Романо обманчиво силен для своего худощавого телосложения. Он держит меня за шею, заставляя подняться на носочки. Паника растекается по моим венам, когда я царапаю его сжимающие руки, до крови, но он не смягчается. Перед моими глазами начинают танцевать черные точки.
— Ты дерзкая, — его лицо меняется от ярости к зловещему спокойствию, теперь, когда он взял верх. — Неудивительно, что Вителли тебя любит. Может быть, я и не продам тебя Картелю, — говорит он со зловещей улыбкой. — Я могу найти тебе другое применение, которое заставит тебя желать, чтобы я тебя убил.
Он снова оглядывает меня, его взгляд скользит от головы до пят и снова вверх.
Меня тошнит, и моя кожа ощущается так, будто он только что смазал ее толстым, грязным маслом.
— Как… черт… ты это сделаешь, — пытаюсь выдавить я, но слова застревают в горле.
Я прокручиваю в голове сценарии, вспоминая каждый урок, каждый совет, который мне когда-либо давал каждый друид-жнец. Но все что приходит на ум, в этой ситуации, так это история, которую Рэйф рассказал мне мимоходом много лет назад.
— Этот урод схватил меня за горло, прижал к шкафчикам, — рассказывал он, когда мы шли домой из школы. — Я схватил его прямо здесь, — продемонстрировал он, ущипнув меня в месте соединения шеи и плеча. — И этот парень просто отпустил меня, Соф. Его рука онемела. Я чувствовал себя чертовым мистером Споком82.
Это было плечевое сплетение — позже я узнала об этом, и где его лучше порезать. Я никогда не практиковала выведение человека из строя, нацеливаясь на этот нервный центр голыми руками, но на данный момент мне терять особо нечего.

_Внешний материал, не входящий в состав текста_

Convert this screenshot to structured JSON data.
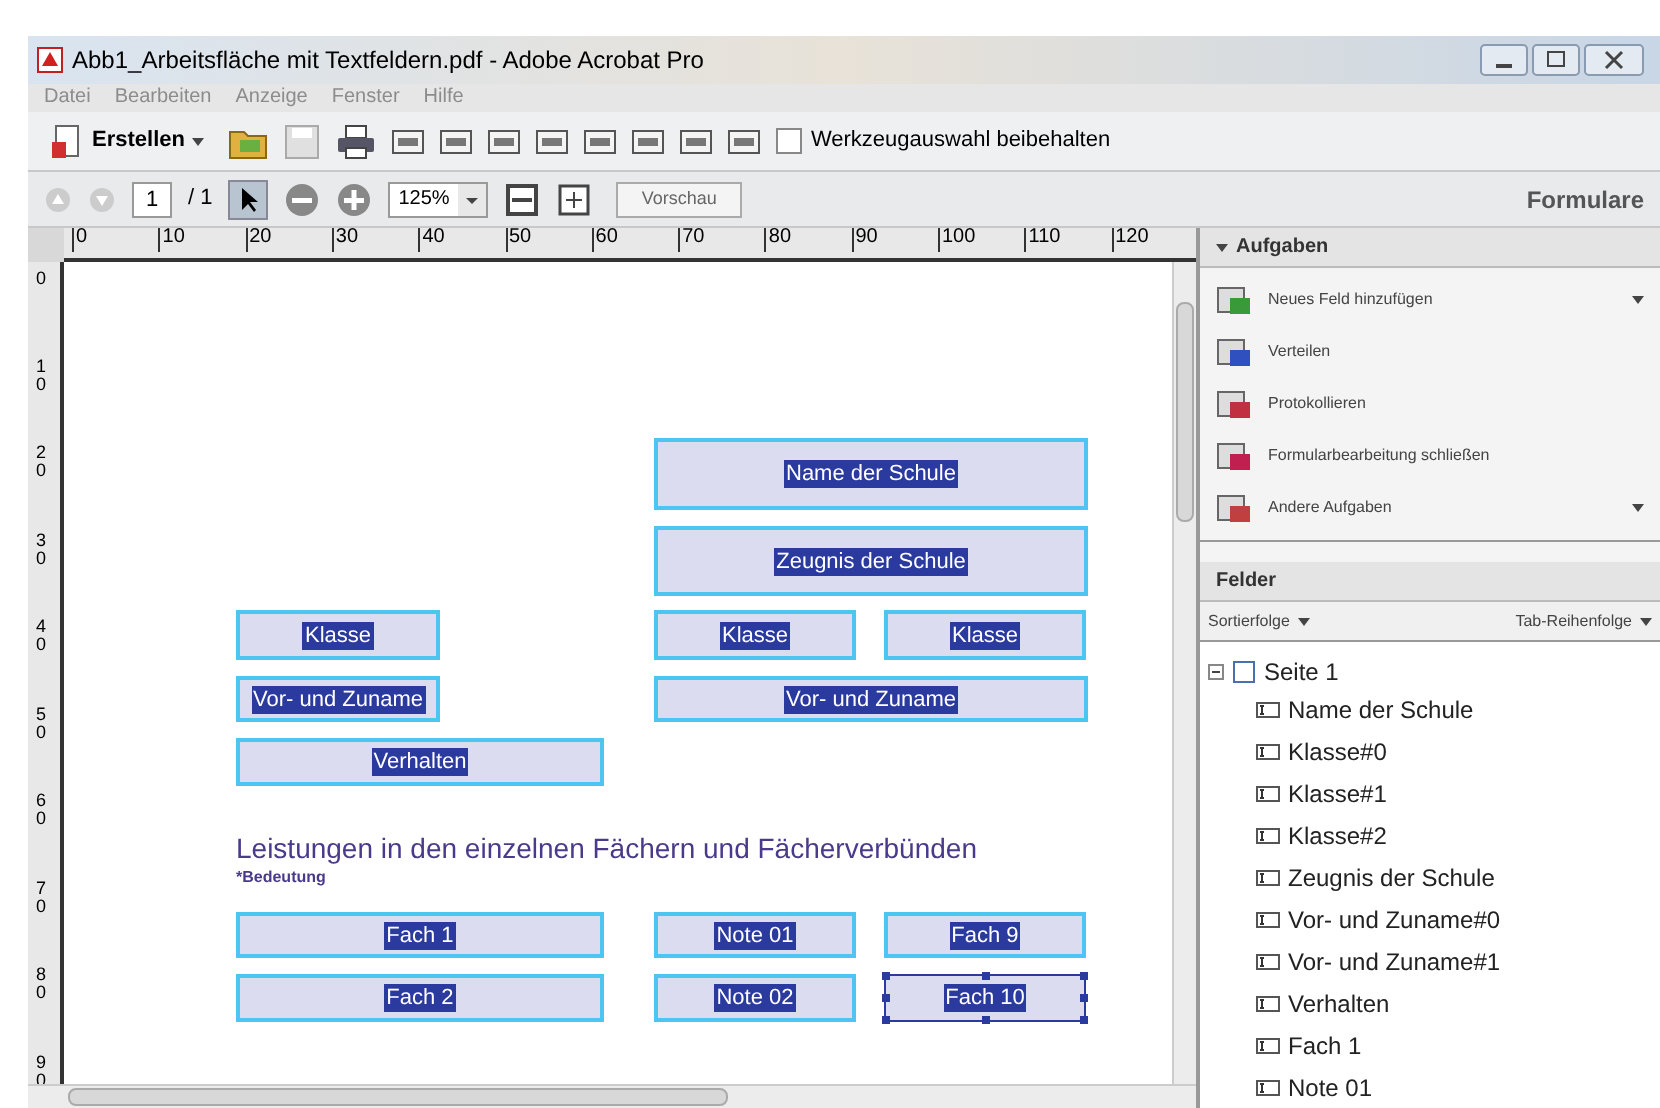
{
  "window": {
    "title": "Abb1_Arbeitsfläche mit Textfeldern.pdf - Adobe Acrobat Pro"
  },
  "menu": [
    {
      "label": "Datei",
      "disabled": true
    },
    {
      "label": "Bearbeiten",
      "disabled": true
    },
    {
      "label": "Anzeige",
      "disabled": true
    },
    {
      "label": "Fenster",
      "disabled": true
    },
    {
      "label": "Hilfe",
      "disabled": true
    }
  ],
  "toolbar": {
    "create_label": "Erstellen",
    "keep_tool": {
      "label": "Werkzeugauswahl beibehalten",
      "checked": false
    }
  },
  "navigation": {
    "page": "1",
    "page_total": "/ 1",
    "zoom": "125%",
    "preview": "Vorschau",
    "panel_title": "Formulare"
  },
  "ruler": {
    "horizontal": [
      "0",
      "10",
      "20",
      "30",
      "40",
      "50",
      "60",
      "70",
      "80",
      "90",
      "100",
      "110",
      "120"
    ],
    "vertical": [
      "0",
      "10",
      "20",
      "30",
      "40",
      "50",
      "60",
      "70",
      "80",
      "90"
    ]
  },
  "form_fields": [
    {
      "label": "Name der Schule",
      "selected": false
    },
    {
      "label": "Zeugnis der Schule",
      "selected": false
    },
    {
      "label": "Klasse",
      "selected": false
    },
    {
      "label": "Klasse",
      "selected": false
    },
    {
      "label": "Klasse",
      "selected": false
    },
    {
      "label": "Vor- und Zuname",
      "selected": false
    },
    {
      "label": "Vor- und Zuname",
      "selected": false
    },
    {
      "label": "Verhalten",
      "selected": false
    },
    {
      "label": "Fach 1",
      "selected": false
    },
    {
      "label": "Note 01",
      "selected": false
    },
    {
      "label": "Fach 9",
      "selected": false
    },
    {
      "label": "Fach 2",
      "selected": false
    },
    {
      "label": "Note 02",
      "selected": false
    },
    {
      "label": "Fach 10",
      "selected": true
    }
  ],
  "page_texts": {
    "heading": "Leistungen in den einzelnen Fächern und Fächerverbünden",
    "note": "*Bedeutung"
  },
  "tasks": {
    "title": "Aufgaben",
    "items": [
      {
        "label": "Neues Feld hinzufügen",
        "has_menu": true,
        "color": "#3a9a3a"
      },
      {
        "label": "Verteilen",
        "has_menu": false,
        "color": "#3050c0"
      },
      {
        "label": "Protokollieren",
        "has_menu": false,
        "color": "#c03040"
      },
      {
        "label": "Formularbearbeitung schließen",
        "has_menu": false,
        "color": "#c02050"
      },
      {
        "label": "Andere Aufgaben",
        "has_menu": true,
        "color": "#c04040"
      }
    ]
  },
  "fields_panel": {
    "title": "Felder",
    "sort": "Sortierfolge",
    "tab_order": "Tab-Reihenfolge",
    "tree": [
      {
        "label": "Seite 1",
        "expanded": true,
        "children": [
          {
            "label": "Name der Schule"
          },
          {
            "label": "Klasse#0"
          },
          {
            "label": "Klasse#1"
          },
          {
            "label": "Klasse#2"
          },
          {
            "label": "Zeugnis der Schule"
          },
          {
            "label": "Vor- und Zuname#0"
          },
          {
            "label": "Vor- und Zuname#1"
          },
          {
            "label": "Verhalten"
          },
          {
            "label": "Fach 1"
          },
          {
            "label": "Note 01"
          }
        ]
      }
    ]
  }
}
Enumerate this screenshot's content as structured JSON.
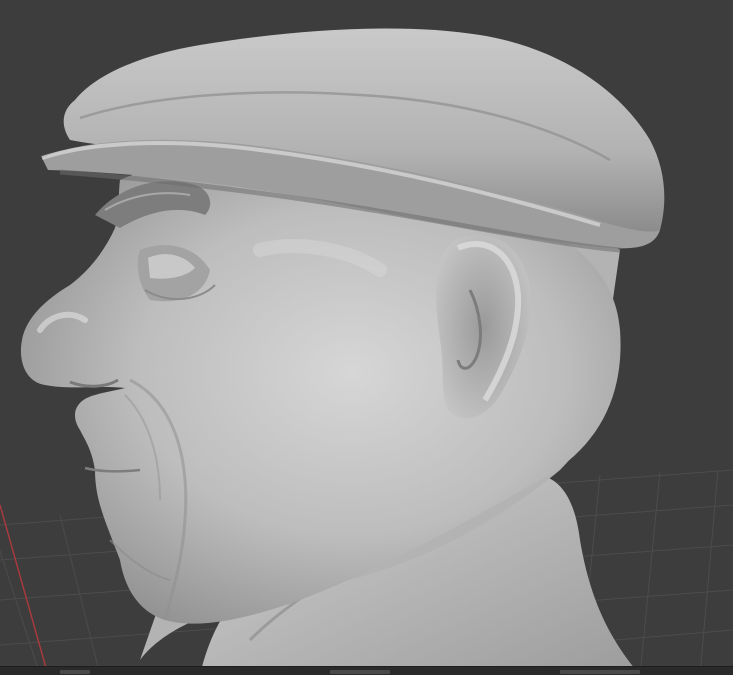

Я балансирую на кончиках пальцев и сосредотачиваю взгляд на критической точке между шеей и плечом Романо, изо всех сил стараясь увидеть сквозь черные пятна. Я снова поднимаю руки и обхватываю его руку, словно пытаюсь оторвать его от себя. Но на самом деле я просто пытаюсь поднести руки как можно ближе к его шее.
Затем я набрасываюсь, быстро как молния.
Вот только это не быстро. Мои руки вяло реагируют на команды мозга, слишком медленно пересекая расстояние между нами из-за того, что рука перекрыла мне подачу кислорода.
Его губы кривятся в зловещей усмешке, когда он крепче сжимает мою шею. И я закрываю глаза и молюсь.
За Нико.
За Кейда.
Чтобы воздух попал в мои горящие легкие.